There are dozens of HTTP headers that touch security in some way, but only a handful are critical. Here's the list you should care about, in rough order of importance.

Strict-Transport-Security (HSTS)

This one's simple: it tells browsers to always use HTTPS for your domain. Once a browser sees this header, it won't even attempt an HTTP connection — it upgrades automatically.
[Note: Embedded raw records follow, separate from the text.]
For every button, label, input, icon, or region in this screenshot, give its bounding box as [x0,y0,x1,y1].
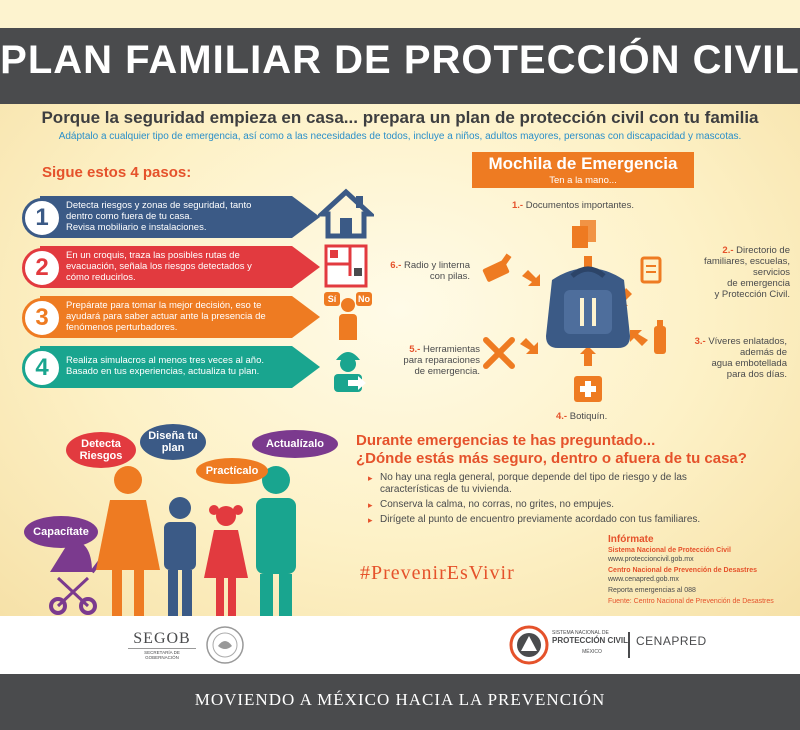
hashtag: #PrevenirEsVivir [360,562,515,584]
informate-org-2: Centro Nacional de Prevención de Desastres [608,567,757,574]
mochila-title: Mochila de Emergencia [488,154,678,173]
backpack-icon [546,268,630,348]
map-icon [320,240,372,292]
proteccion-civil-logo-icon [508,624,550,666]
step-3-text [66,300,290,333]
step-1-text [66,200,290,233]
girl-figure [204,505,248,616]
top-band [0,0,800,28]
tip-item: ▸ Dirígete al punto de encuentro previamente acordado con tus familiares. [372,514,742,526]
step-4-line1: Realiza simulacros al menos tres veces al año. [66,355,265,366]
no-sign: No [358,294,370,304]
informate-url-1[interactable]: www.proteccioncivil.gob.mx [608,556,694,563]
stroller-icon [50,540,104,613]
step-2 [22,246,320,288]
step-4 [22,346,320,388]
informate-url-2[interactable]: www.cenapred.gob.mx [608,576,679,583]
segob-logo: SEGOB SECRETARÍA DE GOBERNACIÓN [128,630,196,660]
step-1-line1: Detecta riesgos y zonas de seguridad, tanto [66,200,252,211]
bottle-icon [654,320,666,354]
tips-list [372,472,742,529]
footer-slogan: MOVIENDO A MÉXICO HACIA LA PREVENCIÓN [194,690,606,709]
bubble-capacitate: Capacítate [24,516,98,548]
bubble-disena-plan: Diseña tu plan [140,424,206,460]
mochila-diagram [476,216,700,412]
step-2-line1: En un croquis, traza las posibles rutas de [66,250,240,261]
step-3-line3: fenómenos perturbadores. [66,322,178,333]
mochila-item-5: 5.- Herramientas para reparaciones de emergencia. [403,344,480,377]
tip-item: ▸ Conserva la calma, no corras, no grites, no empujes. [372,499,742,511]
informate-source: Fuente: Centro Nacional de Prevención de Desastres [608,598,774,605]
informate-report: Reporta emergencias al 088 [608,587,696,594]
subtitle: Porque la seguridad empieza en casa... prepara un plan de protección civil con tu familia [41,108,759,127]
decision-person-icon [324,292,374,342]
cenapred-logo: CENAPRED [636,634,707,648]
step-2-line2: evacuación, señala los riesgos detectados y [66,261,252,272]
step-3-line1: Prepárate para tomar la mejor decisión, eso te [66,300,262,311]
step-3 [22,296,320,338]
directory-icon [642,258,660,282]
bubble-actualizalo: Actualízalo [252,430,338,458]
step-4-text [66,355,290,377]
informate-org-1: Sistema Nacional de Protección Civil [608,547,731,554]
boy-figure [164,497,196,616]
step-2-text [66,250,290,283]
informate-title: Infórmate [608,534,654,545]
bubble-detecta-riesgos: Detecta Riesgos [66,432,136,468]
mexico-seal-icon [204,624,246,666]
step-4-number: 4 [22,348,62,388]
bubble-practicalo: Practícalo [196,458,268,484]
informate-box [608,534,798,606]
mother-figure [96,466,160,616]
mochila-item-1: 1.- Documentos importantes. [512,200,634,211]
tip-item: ▸ No hay una regla general, porque depende del tipo de riesgo y de las características de tu vivienda. [372,472,742,496]
question-heading-1: Durante emergencias te has preguntado... [356,432,656,449]
step-1-number: 1 [22,198,62,238]
documents-icon [572,220,596,248]
step-1-line3: Revisa mobiliario e instalaciones. [66,222,207,233]
house-icon [318,188,374,240]
mochila-item-6: 6.- Radio y linterna con pilas. [390,260,470,282]
worker-icon [322,342,374,394]
mochila-subtitle: Ten a la mano... [549,175,617,186]
father-figure [256,466,296,616]
sinaproc-logo: SISTEMA NACIONAL DE PROTECCIÓN CIVIL MÉXICO [552,630,629,655]
radio-icon [482,254,511,283]
first-aid-icon [574,376,602,402]
step-1 [22,196,320,238]
mochila-item-4: 4.- Botiquín. [556,411,608,422]
steps-title: Sigue estos 4 pasos: [42,164,192,181]
mochila-item-3: 3.- Víveres enlatados, además de agua embotellada para dos días. [694,336,787,380]
step-3-number: 3 [22,298,62,338]
step-1-line2: dentro como fuera de tu casa. [66,211,193,222]
mochila-item-2: 2.- Directorio de familiares, escuelas, servicios de emergencia y Protección Civil. [703,245,790,300]
page-title: PLAN FAMILIAR DE PROTECCIÓN CIVIL [0,38,800,82]
logo-divider [628,632,630,658]
step-3-line2: ayudará para saber actuar ante la presencia de [66,311,266,322]
step-2-line3: cómo reducirlos. [66,272,136,283]
question-heading-2: ¿Dónde estás más seguro, dentro o afuera de tu casa? [356,450,747,467]
tools-icon [486,340,512,366]
yes-sign: Sí [324,292,340,306]
step-4-line2: Basado en tus experiencias, actualiza tu plan. [66,366,260,377]
step-2-number: 2 [22,248,62,288]
subtext: Adáptalo a cualquier tipo de emergencia, así como a las necesidades de todos, incluye a niños, adultos mayores, personas con discapacidad y mascotas. [58,131,742,142]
Strict-Transport-Security: max-age=31536000; includeSubDomains; preload

The max-age is in seconds — 31536000 is one year. includeSubDomains covers everything under your domain. preload lets you submit your domain to browser preload lists so HTTPS is enforced from the very first visit, not just subsequent ones.

If you're running HTTPS (and you should be), there's no reason not to set this.

Content-Security-Policy (CSP)

The most powerful — and most complex — security header. It controls which resources can load on your page: scripts, styles, images, fonts, frames, everything.

Content-Security-Policy: default-src 'self'; script-src 'self'; object-src 'none'

Getting CSP right takes effort. Start with report-only mode, collect data on what your site actually loads, then build your policy from there. A badly configured CSP that uses unsafe-inline everywhere isn't much better than no CSP at all.

X-Frame-Options

Prevents other sites from embedding yours in an iframe. This blocks clickjacking attacks, where an attacker overlays invisible iframes to trick users into clicking things they didn't intend to.

X-Frame-Options: DENY

Use DENY unless you specifically need your site to be embeddable (in which case use SAMEORIGIN). Note that CSP's frame-ancestors directive does the same thing and is more flexible, but X-Frame-Options is still worth setting for older browser support.

X-Content-Type-Options

Browsers sometimes try to be "helpful" by guessing the content type of a response, ignoring what the server says. This is called MIME sniffing, and it can turn a harmless-looking file into an executable script.

X-Content-Type-Options: nosniff

One header, one value, zero configuration. Just set it.

Referrer-Policy

Controls how much URL information gets sent to other sites when users click links or your page loads external resources. Without this, the full URL — including query parameters that might contain tokens or user data — gets leaked.

Referrer-Policy: strict-origin-when-cross-origin

This sends the full URL for same-origin requests (useful for your own analytics) but only the origin for cross-origin ones. Good balance between functionality and privacy.

Permissions-Policy

Lets you disable browser features you don't use — geolocation, camera, microphone, payment API, and others. If your site doesn't need them, turn them off so they can't be abused by injected scripts or third-party embeds.

Permissions-Policy: geolocation=(), microphone=(), camera=()

The empty parentheses mean "nobody gets to use this, not even my own page." Adjust as needed if you actually use these APIs.

Where to Set Them

Add these to your web server config — Nginx, Apache, Caddy, whatever you're running. You can also set them at the application level, but server config is generally cleaner since it applies globally. If you're behind a CDN like Cloudflare, you can set some of these there too.